Hi all I have just set up WDS on my ap's, the ap's authenticate to the wlse. Can anyone tell me where the fast roaming authentication is done? is it done on the master WDS ap or WLSE, if not what is the WLSE actually doing for the WDS ?
Authentication transactions flow through the WDS. When you are using 802.1x/EAP authentication, the WDS acts as your authenticator and the WDS caches the master key material for fast secure roaming.
The WLSE is not in the critical control or data plane. It is in the management plane. It's interaction with the WDS is for the collection of RM data that it uses for radio resource management and rogue AP detection.
Hope this helps. Any reason you're not looking at WLAN Controllers instead of WDS?
Think of WDS as an interim step in Cisco's WLAN architectural evolution between pure autonomous APs and WLAN controllers/LWAPP (today). WDS serves two purposes, centralizing authentication and client context for a L2 subnet (this allows fast secure L2 roaming), and aggregating RRM data from APs in it's "domain". The latter is used by the WLSE for rogue AP detection and radio resource management. This is optional, not mandatory for data service and fast secure roaming. But if you want radio resource management and rogue AP detection, you need the WLSE.
I know from some previous conversations here that you have been looking at the WDS/WLSE implementation for some time now. I think that you might be well served to follow along the path that Jake and Dennis have suggested. Nobody will probably "officially" say this, but the Autonomous AP/WDS/WLSE path is soon to be "End of Life" by Cisco. Most resources are being spent in the LWAPP Unified Wireless Network direction.
The nice thing about this migration is that your investment in Autonomous Architecture is not lost. Most AP's can be converted to LWAPP AP's and some WLSE Models can be converted to become WCS (Wireless Control System). Have a look;
CiscoWorks Wireless LAN Solution Engine (WLSE) End-of-Life and End-of-Sale Notices
Cisco is encouraging our customers to migrate to the Cisco Unified Wireless Network. This paper reviews the advantages of and reasons for migrating to the Cisco Unified Wireless Network.
Customers that have deployed a legacy wireless LAN or a Cisco wireless solution using Cisco Aironet standalone (autonomous) access points, the CiscoWorks Wireless LAN Solution Engine (WLSE), and the Cisco Catalyst 6500 Series Wireless LAN Services Module (WLSM) are encouraged to migrate to the Cisco Unified Wireless Network to reap numerous benefits including ease of management, scalability, advanced feature velocity, high performance, lowered total cost of ownership, and mobility services such as VoWLAN, guest access, location services, and enhanced security.

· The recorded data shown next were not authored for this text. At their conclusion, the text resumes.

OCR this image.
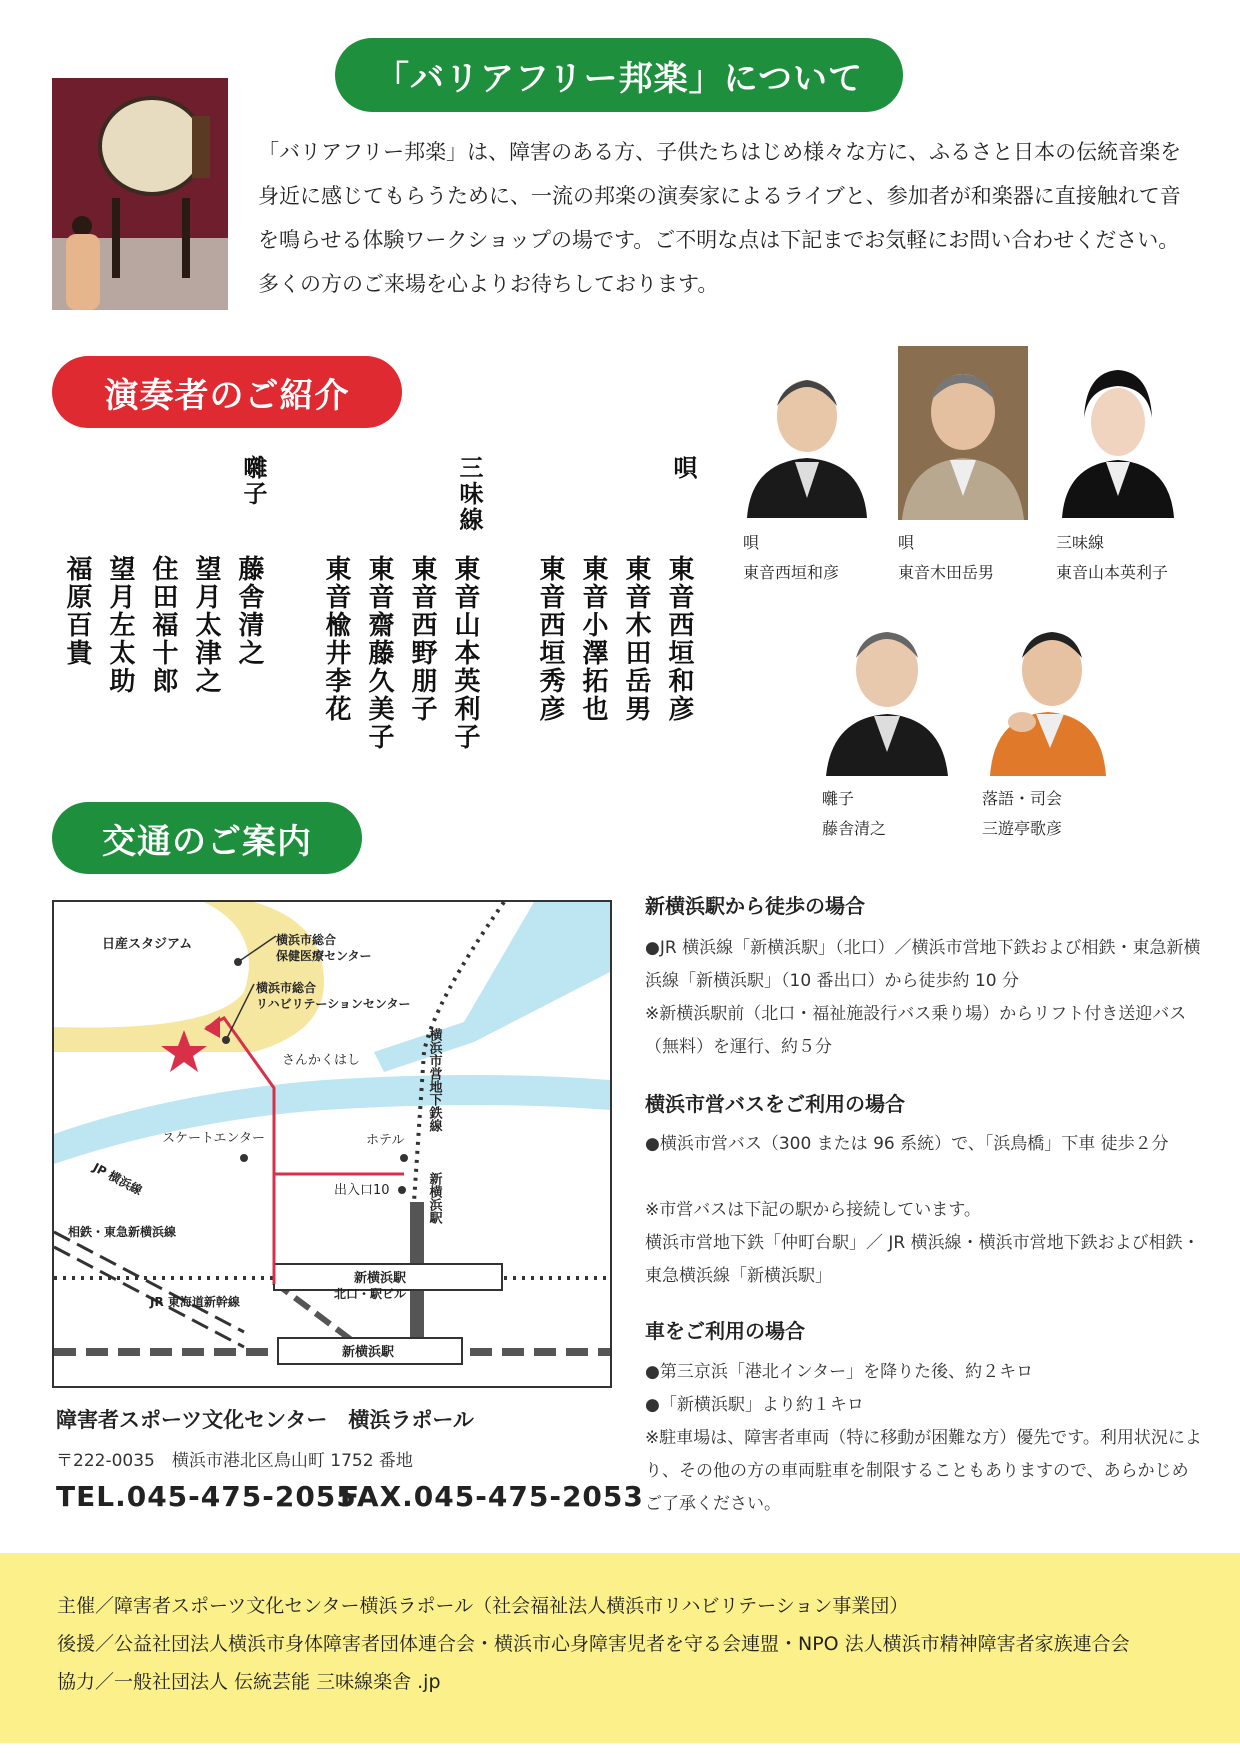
「バリアフリー邦楽」について

「バリアフリー邦楽」は、障害のある方、子供たちはじめ様々な方に、ふるさと日本の伝統音楽を身近に感じてもらうために、一流の邦楽の演奏家によるライブと、参加者が和楽器に直接触れて音を鳴らせる体験ワークショップの場です。ご不明な点は下記までお気軽にお問い合わせください。多くの方のご来場を心よりお待ちしております。

演奏者のご紹介
唄
東音西垣和彦
東音木田岳男
東音小澤拓也
東音西垣秀彦
三味線
東音山本英利子
東音西野朋子
東音齋藤久美子
東音楡井李花
囃子
藤舎清之
望月太津之
住田福十郎
望月左太助
福原百貴
唄
東音西垣和彦
唄
東音木田岳男
三味線
東音山本英利子
囃子
藤舎清之
落語・司会
三遊亭歌彦
交通のご案内
日産スタジアム	横浜市総合保健医療センター
横浜市総合リハビリテーションセンター
さんかくはし
スケートエンター	ホテル
出入口10
JP 横浜線
相鉄・東急新横浜線
新横浜駅
JR 東海道新幹線
北口・駅ビル
新横浜駅
横浜市営地下鉄線
新横浜駅
障害者スポーツ文化センター　横浜ラポール
〒222-0035　横浜市港北区鳥山町 1752 番地
TEL.045-475-2055
FAX.045-475-2053
新横浜駅から徒歩の場合
●JR 横浜線「新横浜駅」（北口）／横浜市営地下鉄および相鉄・東急新横浜線「新横浜駅」（10 番出口）から徒歩約 10 分
※新横浜駅前（北口・福祉施設行バス乗り場）からリフト付き送迎バス（無料）を運行、約５分
横浜市営バスをご利用の場合
●横浜市営バス（300 または 96 系統）で、「浜鳥橋」下車 徒歩２分
※市営バスは下記の駅から接続しています。
横浜市営地下鉄「仲町台駅」／ JR 横浜線・横浜市営地下鉄および相鉄・東急横浜線「新横浜駅」
車をご利用の場合
●第三京浜「港北インター」を降りた後、約２キロ
●「新横浜駅」より約１キロ
※駐車場は、障害者車両（特に移動が困難な方）優先です。利用状況により、その他の方の車両駐車を制限することもありますので、あらかじめご了承ください。
主催／障害者スポーツ文化センター横浜ラポール（社会福祉法人横浜市リハビリテーション事業団）
後援／公益社団法人横浜市身体障害者団体連合会・横浜市心身障害児者を守る会連盟・NPO 法人横浜市精神障害者家族連合会
協力／一般社団法人 伝統芸能 三味線楽舎 .jp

Converting Existing CiscoWorks WLSE to Cisco WCS Licenses
CiscoWorks WLSE (Models 1130-19 or 1133) can be converted into a server that runs Cisco WCS. This allows customers of CiscoWorks WLSE to migrate to the Cisco Unified Wireless Network architecture using their existing CiscoWorks WLSE platform. CiscoWorks WLSE conversion SKUs are price-adjusted to make transitioning from CiscoWorks WLSE to Cisco WCS cost-effective.
Once converted, a CiscoWorks WLSE is no longer a self-contained appliance; it becomes a server that runs Cisco WCS software using RedHat Linux ES v. 4.0. The converted CiscoWorks WLSE operates as a brand new Cisco WCS installation and supports only lightweight access points and wireless LAN controllers that are running Lightweight Access Point Protocol (LWAPP). Stand-Alone (autonomous) access points are not supported by a converted CiscoWorks WLSE.
I currently have fielded a few dozen autonomous AP's serving locations in a metropolitan region. Functionally, only three locations have significant service requirements. Thus far, this set up provides adequate open access for guests and reasonably secure access for a few tiers of internal users. We do not foresee any pressing demand for new wireless capabilities or performance.
Although we had a WCS/dual WLC's bundled with the AP's, we did not initially turn these up.
At this point I have to consider whether to convert to WCS/WLC/LWAPP, use WCS/autonomous AP's, or proceed with open source alternatives for management and access.
I have installed WCS 5.0.x and have added autonomous AP's: it does not appear to provide much useful detail or capabilities.
By the same token, converting to WCS/WLC/LWAPP seems to involve considerable complexity, restrictions (# ssid's/vlans), and again, for the size of my network, not much added value.
On the other hand, WLSE/WDS/autonomous AP's seem much more straightforward and useful. Can a WCS usefully monitor WDS/AP's?